Senate Passes Music Copyright Bill

Sept. 18, 2018, 10:52 PM

The Senate passed a music copyright bill that would streamline royalty payments to artists from digital music platforms like Spotify.

The legislation (H.R. 1551) would create a one-stop shop for streaming services and extend sound recording rights to music recorded before 1972, which lacks federal protection. The Senate passed it by voice vote Sept. 18. The measure now heads to the House.

Sen. Orrin G. Hatch (R-Utah) sponsored the Senate version of the bill (S. 2823), which has the support of 80 cosponsors, streamers, the recording industry and artists. The House passed a similar bill (H.R. 5447) in April.

The Senate-passed measure contains compromises to address concerns from various groups.

Objections to some bill provisions slowed down the bill since the Senate Judiciary Committee unanimously approved Hatch’s bill in June. Sen. Ron Wyden (D-Ore.) and public advocacy groups argued extending recording rights on all songs from 1923 through 1972 until 2067 would keep the works out of the public domain too long.

Tiered System

Wyden and Sen. Chris Coons (D-Del.) negotiated compromise language that would create a tiered system with varying copyright terms depending on when the work was published, longer than a common 95-year term but that would allow many copyrights to expire before 2067, according to music industry sources.

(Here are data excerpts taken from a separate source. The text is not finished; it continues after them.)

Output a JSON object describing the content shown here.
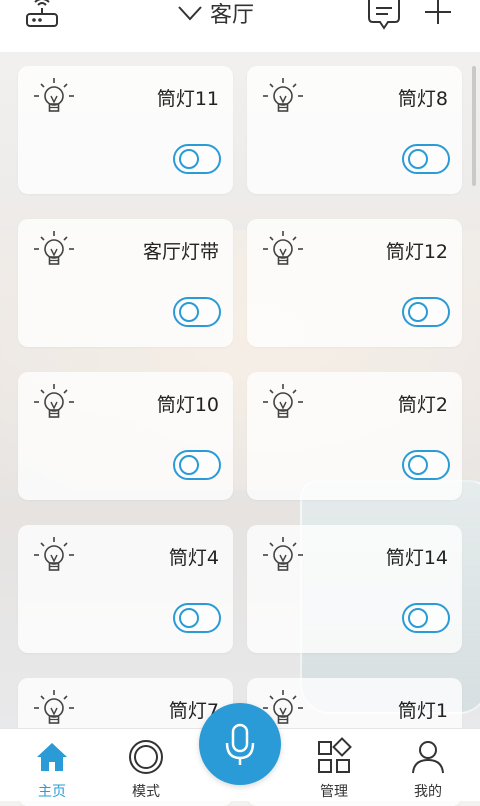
{
  "header": {
    "room_name": "客厅"
  },
  "devices": [
    {
      "name": "筒灯11"
    },
    {
      "name": "筒灯8"
    },
    {
      "name": "客厅灯带"
    },
    {
      "name": "筒灯12"
    },
    {
      "name": "筒灯10"
    },
    {
      "name": "筒灯2"
    },
    {
      "name": "筒灯4"
    },
    {
      "name": "筒灯14"
    },
    {
      "name": "筒灯7"
    },
    {
      "name": "筒灯1"
    }
  ],
  "nav": {
    "home": "主页",
    "mode": "模式",
    "manage": "管理",
    "mine": "我的"
  },
  "colors": {
    "accent": "#2a9bd6",
    "text": "#333333"
  },
  "icons": {
    "router": "router-icon",
    "chevron": "chevron-down-icon",
    "message": "message-icon",
    "add": "plus-icon",
    "bulb": "bulb-icon",
    "mic": "microphone-icon"
  }
}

The compromise would allow noncommercial use by educators, scholars, libraries and archives if the copyright owner does not object.

“It’s not perfect,” said Meredith Rose, policy counsel for Public Knowledge, about the compromise. “But at the end of the day, we were trying to ensure that libraries and nonprofit users are protected, and also that there’s a robust public domain in these legacy recordings.”

Sirius and digital music company Music Choice protested preserving a long-standing federal exemption of traditional, AM/FM broadcast radio from sound recording royalties. The digital providers already must buy blanket licenses for post-1972 recordings and would pay more for pre-1972 music under the bill. Sirius also opposed a change to digital services’ ability to apply new royalties to pending copyright cases, a change that would not apply to AM/FM.

Musicians and industry groups accused Sirius of belatedly undermining the bill over a tangential issue to save money. The revised Senate bill does not revoke the AM/FM exemption, according to music industry sources.